Pengambilan Sampel dengan Perlengkapan Khusus
Dalam operasi tersebut, tim dari bidang Pengendalian Pencemaran dan Kerusakan Lingkungan (PPKL) Kementerian LH mengenakan baju hazmat atau pakaian pelindung bahan berbahaya lengkap dengan peralatan khusus. Mereka memasuki gudang yang terdampak kebakaran untuk mengambil sejumlah sampel, yang kemudian dimasukkan ke dalam plastik khusus dan ditutup rapat untuk diamankan lebih lanjut.
Deputi Bidang PPKL Kementerian Lingkungan Hidup, Rasio Ridho Sani, menjelaskan bahwa tim yang ditugaskan memiliki pengalaman dalam mendeteksi dan pemulihan bahan-bahan kimia. "Kami menggunakan beberapa alat khusus untuk mendalami kondisi di dalam gudang," ujarnya di Tangsel.

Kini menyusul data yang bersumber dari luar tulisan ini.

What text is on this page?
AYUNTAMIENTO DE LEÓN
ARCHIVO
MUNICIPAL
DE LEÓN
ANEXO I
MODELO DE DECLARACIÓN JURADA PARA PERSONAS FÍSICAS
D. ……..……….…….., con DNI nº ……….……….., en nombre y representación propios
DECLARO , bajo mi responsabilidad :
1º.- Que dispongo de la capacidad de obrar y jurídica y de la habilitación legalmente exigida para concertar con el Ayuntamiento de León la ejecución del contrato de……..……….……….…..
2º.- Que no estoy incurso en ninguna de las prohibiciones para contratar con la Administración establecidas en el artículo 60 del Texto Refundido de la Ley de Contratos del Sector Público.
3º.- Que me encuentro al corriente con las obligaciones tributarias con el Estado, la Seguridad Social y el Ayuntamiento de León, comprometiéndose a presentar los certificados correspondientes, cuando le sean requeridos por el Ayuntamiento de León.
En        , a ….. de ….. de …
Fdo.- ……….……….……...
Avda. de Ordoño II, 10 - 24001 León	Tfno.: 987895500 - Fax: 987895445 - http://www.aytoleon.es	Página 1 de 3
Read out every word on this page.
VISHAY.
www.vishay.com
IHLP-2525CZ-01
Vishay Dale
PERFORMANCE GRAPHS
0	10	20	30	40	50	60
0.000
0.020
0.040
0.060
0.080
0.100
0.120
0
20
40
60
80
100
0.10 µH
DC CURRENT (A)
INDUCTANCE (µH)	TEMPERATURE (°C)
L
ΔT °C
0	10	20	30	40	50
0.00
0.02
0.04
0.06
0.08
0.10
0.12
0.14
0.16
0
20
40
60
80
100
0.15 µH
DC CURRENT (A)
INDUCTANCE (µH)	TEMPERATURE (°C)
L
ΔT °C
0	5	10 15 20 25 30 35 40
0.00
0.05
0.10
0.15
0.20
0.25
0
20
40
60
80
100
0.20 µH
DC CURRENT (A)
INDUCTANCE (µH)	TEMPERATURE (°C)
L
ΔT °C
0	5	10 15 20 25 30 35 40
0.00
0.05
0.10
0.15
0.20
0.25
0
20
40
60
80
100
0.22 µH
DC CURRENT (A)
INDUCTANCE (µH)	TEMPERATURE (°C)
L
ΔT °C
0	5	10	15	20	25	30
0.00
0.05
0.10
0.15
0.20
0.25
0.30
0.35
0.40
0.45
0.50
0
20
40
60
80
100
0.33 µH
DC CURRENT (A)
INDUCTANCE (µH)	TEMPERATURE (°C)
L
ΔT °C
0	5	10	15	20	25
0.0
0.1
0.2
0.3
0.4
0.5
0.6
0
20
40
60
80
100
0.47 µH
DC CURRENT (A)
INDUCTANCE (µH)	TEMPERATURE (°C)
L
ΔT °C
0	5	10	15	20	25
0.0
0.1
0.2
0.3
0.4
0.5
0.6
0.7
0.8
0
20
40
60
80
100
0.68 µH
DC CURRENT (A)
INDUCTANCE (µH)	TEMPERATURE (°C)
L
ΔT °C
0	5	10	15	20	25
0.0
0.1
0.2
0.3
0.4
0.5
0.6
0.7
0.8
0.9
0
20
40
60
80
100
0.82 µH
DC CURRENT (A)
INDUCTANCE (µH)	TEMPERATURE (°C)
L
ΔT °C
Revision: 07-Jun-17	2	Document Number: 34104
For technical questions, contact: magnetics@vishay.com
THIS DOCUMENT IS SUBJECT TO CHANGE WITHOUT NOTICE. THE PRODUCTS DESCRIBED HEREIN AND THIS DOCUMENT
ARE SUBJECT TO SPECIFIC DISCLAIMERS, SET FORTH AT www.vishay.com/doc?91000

Gas Berbahaya Terdeteksi di Dalam Gudang
Pengujian yang dilakukan tim mengukur sisa gas dari zat kimia pestisida berdasarkan parameter kandungan Hidrogen Sulfida (H₂S), Karbon Monoksida (CO), dan Amonia (NH₃). Hasil pemeriksaan sementara menunjukkan bahwa ketiga jenis gas tersebut masih terdeteksi berada di dalam gudang, dengan kadar yang cukup tinggi.
Atas temuan ini, pihak kementerian akan segera melakukan penanganan lanjutan, termasuk mengevakuasi seluruh sisa bahan kimia pascakebakaran yang masih tersimpan di lokasi. "Kami mengambil langkah-langkah percepatan penanganan, termasuk mengecek bahan-bahan kimia yang harus segera dipindahkan," tambah Rasio.
Potensi Pencemaran Udara dan Langkah Antisipasi
Kondisi sisa gas yang tinggi di area gudang berpotensi menimbulkan kembali pencemaran udara jika tidak ditangani secara menyeluruh. Rasio mengungkapkan bahwa bau dari sisa bahan kimia masih dapat terhirup di lokasi, sehingga perlu dipastikan keamanan udara di sekitarnya.
Dikhawatirkan, paparan gas dapat menyebar lebih luas dan membahayakan masyarakat maupun pekerja di kawasan Taman Tekno BSD. Oleh karena itu, langkah-langkah khusus diperlukan, seperti membatasi akses masyarakat atau pihak yang beraktivitas di sekitar lokasi terpapar gas kimia tersebut.
Operasi ini menekankan pentingnya penanganan cepat terhadap insiden kebakaran gudang pestisida untuk mencegah dampak lingkungan yang lebih serius, terutama terkait kesehatan publik dan kualitas udara di wilayah Tangsel.